In a message from governor Stephen Poloz, the central bank said its confidence in its models was shaken somewhat last year by the economy’s underperformance and its inability to foresee events.
The message was contained in the bank’s annual report, released Friday.
“We are working hard to refine those models, but this experience is also leading us to put increased emphasis on anecdotal evidence — real conversations with real Canadians making real economic decisions,” Poloz says in a foreward.
“This approach includes surveys, both ours and those done by others, and numerous meetings with business associations” and roundtable discussions.
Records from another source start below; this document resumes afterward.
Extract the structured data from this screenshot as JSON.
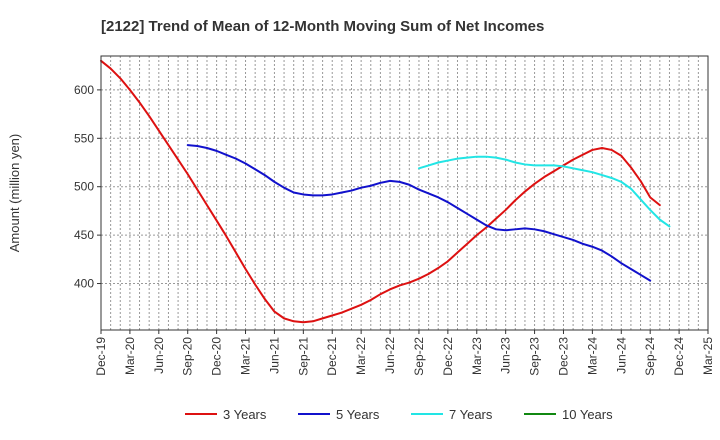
{
  "chart_data": {
    "type": "line",
    "title": "[2122]  Trend of Mean of 12-Month Moving Sum of Net Incomes",
    "xlabel": "",
    "ylabel": "Amount (million yen)",
    "x_ticks": [
      "Dec-19",
      "Mar-20",
      "Jun-20",
      "Sep-20",
      "Dec-20",
      "Mar-21",
      "Jun-21",
      "Sep-21",
      "Dec-21",
      "Mar-22",
      "Jun-22",
      "Sep-22",
      "Dec-22",
      "Mar-23",
      "Jun-23",
      "Sep-23",
      "Dec-23",
      "Mar-24",
      "Jun-24",
      "Sep-24",
      "Dec-24",
      "Mar-25"
    ],
    "y_ticks": [
      400,
      450,
      500,
      550,
      600
    ],
    "ylim": [
      352,
      635
    ],
    "grid": true,
    "legend_position": "bottom",
    "series": [
      {
        "name": "3 Years",
        "color": "#dd1111",
        "start_index": 0,
        "values": [
          630,
          622,
          612,
          600,
          587,
          573,
          558,
          543,
          528,
          513,
          497,
          481,
          465,
          449,
          432,
          415,
          399,
          384,
          371,
          364,
          361,
          360,
          361,
          364,
          367,
          370,
          374,
          378,
          383,
          389,
          394,
          398,
          401,
          405,
          410,
          416,
          423,
          432,
          441,
          450,
          458,
          467,
          476,
          486,
          495,
          503,
          510,
          516,
          522,
          528,
          533,
          538,
          540,
          538,
          532,
          520,
          506,
          489,
          481
        ]
      },
      {
        "name": "5 Years",
        "color": "#1111cc",
        "start_index": 9,
        "values": [
          543,
          542,
          540,
          537,
          533,
          529,
          524,
          518,
          512,
          505,
          499,
          494,
          492,
          491,
          491,
          492,
          494,
          496,
          499,
          501,
          504,
          506,
          505,
          502,
          497,
          493,
          489,
          484,
          478,
          472,
          466,
          460,
          456,
          455,
          456,
          457,
          456,
          454,
          451,
          448,
          445,
          441,
          438,
          434,
          428,
          421,
          415,
          409,
          403
        ]
      },
      {
        "name": "7 Years",
        "color": "#22e5e5",
        "start_index": 33,
        "values": [
          519,
          522,
          525,
          527,
          529,
          530,
          531,
          531,
          530,
          528,
          525,
          523,
          522,
          522,
          522,
          521,
          519,
          517,
          515,
          512,
          509,
          505,
          498,
          487,
          476,
          466,
          459
        ]
      },
      {
        "name": "10 Years",
        "color": "#118811",
        "start_index": 0,
        "values": []
      }
    ]
  }
}
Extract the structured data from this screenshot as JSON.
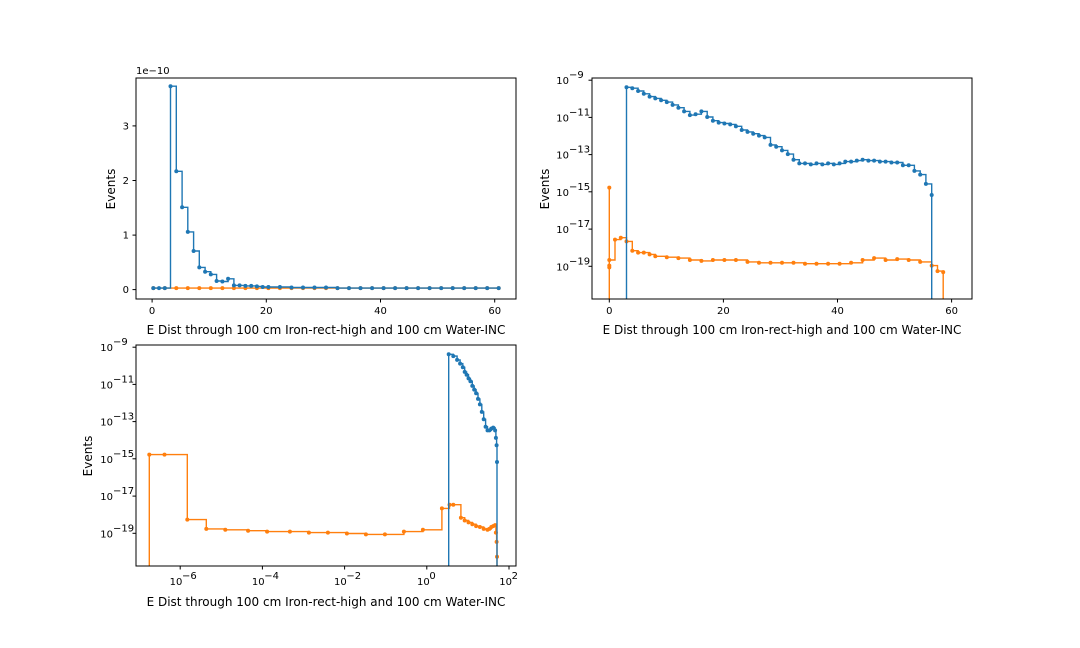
{
  "colors": {
    "blue": "#1f77b4",
    "orange": "#ff7f0e"
  },
  "chart_data": [
    {
      "type": "line",
      "id": "top-left",
      "xscale": "linear",
      "yscale": "linear",
      "xlabel": "E Dist through 100 cm Iron-rect-high and 100 cm Water-INC",
      "ylabel": "Events",
      "offset_text": "1e−10",
      "xlim": [
        -3,
        63
      ],
      "ylim": [
        -0.2,
        3.85
      ],
      "xticks": [
        0,
        20,
        40,
        60
      ],
      "xtick_labels": [
        "0",
        "20",
        "40",
        "60"
      ],
      "yticks": [
        0,
        1,
        2,
        3
      ],
      "ytick_labels": [
        "0",
        "1",
        "2",
        "3"
      ],
      "series": [
        {
          "name": "blue",
          "color": "#1f77b4",
          "x": [
            0,
            1,
            2,
            3,
            4,
            5,
            6,
            7,
            8,
            9,
            10,
            11,
            12,
            13,
            14,
            15,
            16,
            17,
            18,
            19,
            20,
            22,
            24,
            26,
            28,
            30,
            32,
            34,
            36,
            38,
            40,
            42,
            44,
            46,
            48,
            50,
            52,
            54,
            56,
            58,
            60
          ],
          "y": [
            0,
            0,
            0,
            3.7,
            2.14,
            1.48,
            1.03,
            0.68,
            0.38,
            0.3,
            0.25,
            0.13,
            0.12,
            0.17,
            0.05,
            0.05,
            0.04,
            0.04,
            0.03,
            0.02,
            0.02,
            0.02,
            0.01,
            0.01,
            0.01,
            0.01,
            0,
            0,
            0,
            0,
            0,
            0,
            0,
            0,
            0,
            0,
            0,
            0,
            0,
            0,
            0
          ]
        },
        {
          "name": "orange",
          "color": "#ff7f0e",
          "x": [
            0,
            2,
            4,
            6,
            8,
            10,
            12,
            14,
            16,
            18,
            20,
            22,
            24,
            26,
            28,
            30,
            32,
            34,
            36,
            38,
            40,
            42,
            44,
            46,
            48,
            50,
            52,
            54,
            56,
            58,
            60
          ],
          "y": [
            0,
            0,
            0,
            0,
            0,
            0,
            0,
            0,
            0,
            0,
            0,
            0,
            0,
            0,
            0,
            0,
            0,
            0,
            0,
            0,
            0,
            0,
            0,
            0,
            0,
            0,
            0,
            0,
            0,
            0,
            0
          ]
        }
      ]
    },
    {
      "type": "line",
      "id": "top-right",
      "xscale": "linear",
      "yscale": "log",
      "xlabel": "E Dist through 100 cm Iron-rect-high and 100 cm Water-INC",
      "ylabel": "Events",
      "xlim": [
        -3,
        63
      ],
      "ylim_exp": [
        -20.8,
        -8.9
      ],
      "xticks": [
        0,
        20,
        40,
        60
      ],
      "xtick_labels": [
        "0",
        "20",
        "40",
        "60"
      ],
      "yticks_exp": [
        -19,
        -17,
        -15,
        -13,
        -11,
        -9
      ],
      "ytick_labels": [
        "10",
        "10",
        "10",
        "10",
        "10",
        "10"
      ],
      "ytick_exponents": [
        "−19",
        "−17",
        "−15",
        "−13",
        "−11",
        "−9"
      ],
      "series": [
        {
          "name": "blue",
          "color": "#1f77b4",
          "x": [
            3,
            4,
            5,
            6,
            7,
            8,
            9,
            10,
            11,
            12,
            13,
            14,
            15,
            16,
            17,
            18,
            19,
            20,
            21,
            22,
            23,
            24,
            25,
            26,
            27,
            28,
            29,
            30,
            31,
            32,
            33,
            34,
            35,
            36,
            37,
            38,
            39,
            40,
            41,
            42,
            43,
            44,
            45,
            46,
            47,
            48,
            49,
            50,
            51,
            52,
            53,
            54,
            55,
            56
          ],
          "y_exp": [
            -9.4,
            -9.45,
            -9.6,
            -9.75,
            -9.9,
            -10.0,
            -10.1,
            -10.2,
            -10.35,
            -10.5,
            -10.7,
            -10.9,
            -10.85,
            -10.7,
            -11.0,
            -11.2,
            -11.3,
            -11.35,
            -11.4,
            -11.5,
            -11.7,
            -11.8,
            -11.9,
            -12.0,
            -12.1,
            -12.5,
            -12.6,
            -12.8,
            -13.0,
            -13.3,
            -13.5,
            -13.5,
            -13.55,
            -13.5,
            -13.55,
            -13.5,
            -13.55,
            -13.5,
            -13.4,
            -13.4,
            -13.35,
            -13.3,
            -13.35,
            -13.35,
            -13.4,
            -13.4,
            -13.45,
            -13.45,
            -13.6,
            -13.6,
            -13.9,
            -14.1,
            -14.6,
            -15.2
          ]
        },
        {
          "name": "orange",
          "color": "#ff7f0e",
          "x": [
            0,
            0,
            0,
            0,
            1,
            2,
            3,
            4,
            5,
            6,
            7,
            8,
            10,
            12,
            14,
            16,
            18,
            20,
            22,
            24,
            26,
            28,
            30,
            32,
            34,
            36,
            38,
            40,
            42,
            44,
            46,
            48,
            50,
            52,
            54,
            56,
            57,
            58
          ],
          "y_exp": [
            -14.8,
            -19.1,
            -19.0,
            -18.7,
            -17.6,
            -17.5,
            -17.7,
            -18.2,
            -18.3,
            -18.3,
            -18.4,
            -18.5,
            -18.55,
            -18.6,
            -18.7,
            -18.75,
            -18.7,
            -18.7,
            -18.7,
            -18.8,
            -18.85,
            -18.85,
            -18.85,
            -18.85,
            -18.9,
            -18.9,
            -18.9,
            -18.9,
            -18.85,
            -18.7,
            -18.6,
            -18.7,
            -18.65,
            -18.7,
            -18.8,
            -19.0,
            -19.3,
            -19.35
          ]
        }
      ]
    },
    {
      "type": "line",
      "id": "bottom-left",
      "xscale": "log",
      "yscale": "log",
      "xlabel": "E Dist through 100 cm Iron-rect-high and 100 cm Water-INC",
      "ylabel": "Events",
      "xlim_exp": [
        -7.75,
        2.25
      ],
      "ylim_exp": [
        -20.8,
        -8.9
      ],
      "xticks_exp": [
        -6,
        -4,
        -2,
        0,
        2
      ],
      "xtick_labels": [
        "10",
        "10",
        "10",
        "10",
        "10"
      ],
      "xtick_exponents": [
        "−6",
        "−4",
        "−2",
        "0",
        "2"
      ],
      "yticks_exp": [
        -19,
        -17,
        -15,
        -13,
        -11,
        -9
      ],
      "ytick_labels": [
        "10",
        "10",
        "10",
        "10",
        "10",
        "10"
      ],
      "ytick_exponents": [
        "−19",
        "−17",
        "−15",
        "−13",
        "−11",
        "−9"
      ],
      "series": [
        {
          "name": "blue",
          "color": "#1f77b4",
          "x_exp": [
            0.48,
            0.6,
            0.7,
            0.78,
            0.85,
            0.9,
            0.95,
            1.0,
            1.05,
            1.1,
            1.15,
            1.2,
            1.25,
            1.3,
            1.35,
            1.4,
            1.45,
            1.5,
            1.55,
            1.6,
            1.65,
            1.7,
            1.72,
            1.74,
            1.75
          ],
          "y_exp": [
            -9.4,
            -9.5,
            -9.7,
            -9.9,
            -10.1,
            -10.35,
            -10.5,
            -10.7,
            -10.85,
            -11.1,
            -11.3,
            -11.5,
            -11.8,
            -12.1,
            -12.5,
            -12.9,
            -13.3,
            -13.5,
            -13.5,
            -13.4,
            -13.35,
            -13.5,
            -13.9,
            -14.3,
            -15.2
          ]
        },
        {
          "name": "orange",
          "color": "#ff7f0e",
          "x_exp": [
            -7.4,
            -7.0,
            -6.4,
            -5.9,
            -5.4,
            -4.8,
            -4.3,
            -3.7,
            -3.2,
            -2.7,
            -2.2,
            -1.7,
            -1.2,
            -0.7,
            -0.2,
            0.3,
            0.5,
            0.6,
            0.8,
            0.9,
            1.0,
            1.1,
            1.2,
            1.3,
            1.4,
            1.5,
            1.55,
            1.6,
            1.65,
            1.7,
            1.72,
            1.74,
            1.75
          ],
          "y_exp": [
            -14.8,
            -14.8,
            -18.3,
            -18.8,
            -18.85,
            -18.9,
            -18.95,
            -18.95,
            -19.0,
            -19.0,
            -19.05,
            -19.1,
            -19.1,
            -18.95,
            -18.85,
            -17.7,
            -17.5,
            -17.5,
            -18.2,
            -18.35,
            -18.45,
            -18.55,
            -18.65,
            -18.7,
            -18.8,
            -18.85,
            -18.8,
            -18.7,
            -18.65,
            -18.6,
            -19.0,
            -19.5,
            -20.3
          ]
        }
      ]
    }
  ]
}
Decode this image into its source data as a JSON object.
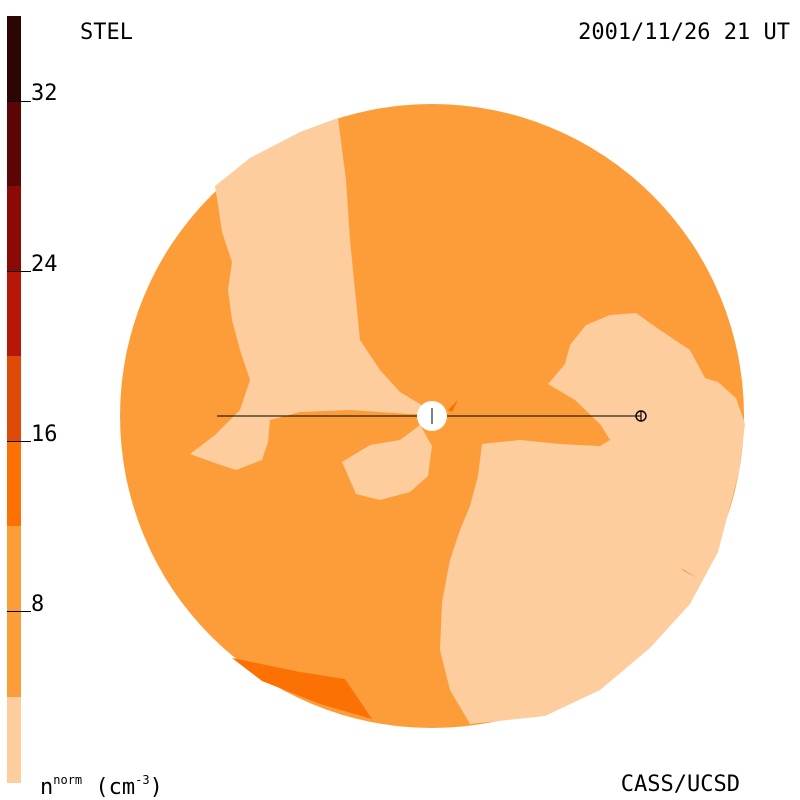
{
  "header": {
    "left": "STEL",
    "right": "2001/11/26 21 UT"
  },
  "footer": {
    "left_base": "n",
    "left_sup": "norm",
    "left_unit_open": " (cm",
    "left_unit_sup": "-3",
    "left_unit_close": ")",
    "right": "CASS/UCSD"
  },
  "colorbar": {
    "ticks": [
      "32",
      "24",
      "16",
      "8"
    ],
    "colors": [
      "#fdcd9d",
      "#fc9d3a",
      "#fc7103",
      "#e04a08",
      "#b71708",
      "#8b0a05",
      "#5c0505",
      "#2c0505"
    ]
  },
  "map_colors": {
    "low": "#fdcd9d",
    "mid": "#fc9d3a",
    "high": "#fc7103",
    "sun": "#ffffff",
    "line": "#000000"
  }
}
The bank has been criticized over the past few years for its overly optimistic view of how the economy would perform, especially under former governor Mark Carney.
Poloz notes that at the start of 2013, the central bank again began the year with a rather rosy view of how the economy would perform, with expectations of an export rebound spurring robust business investment.
“By summer, however, our optimism had dimmed,” Poloz says, noting that apart from U.S. weakness, non-commodity exports were softer than the bank’s models were indicating they should be, business investment was lagging and inflation was “inexplicable low.”
That required the bank to change its tightening bias, which had been telling markets the next move would be to raise interest rates, to a neutral stance, he said.
Looking forward, Poloz said the bank would establish “new principles and practices” to reformulate its role in promoting monetary policy and financial stability, but did not give specifics.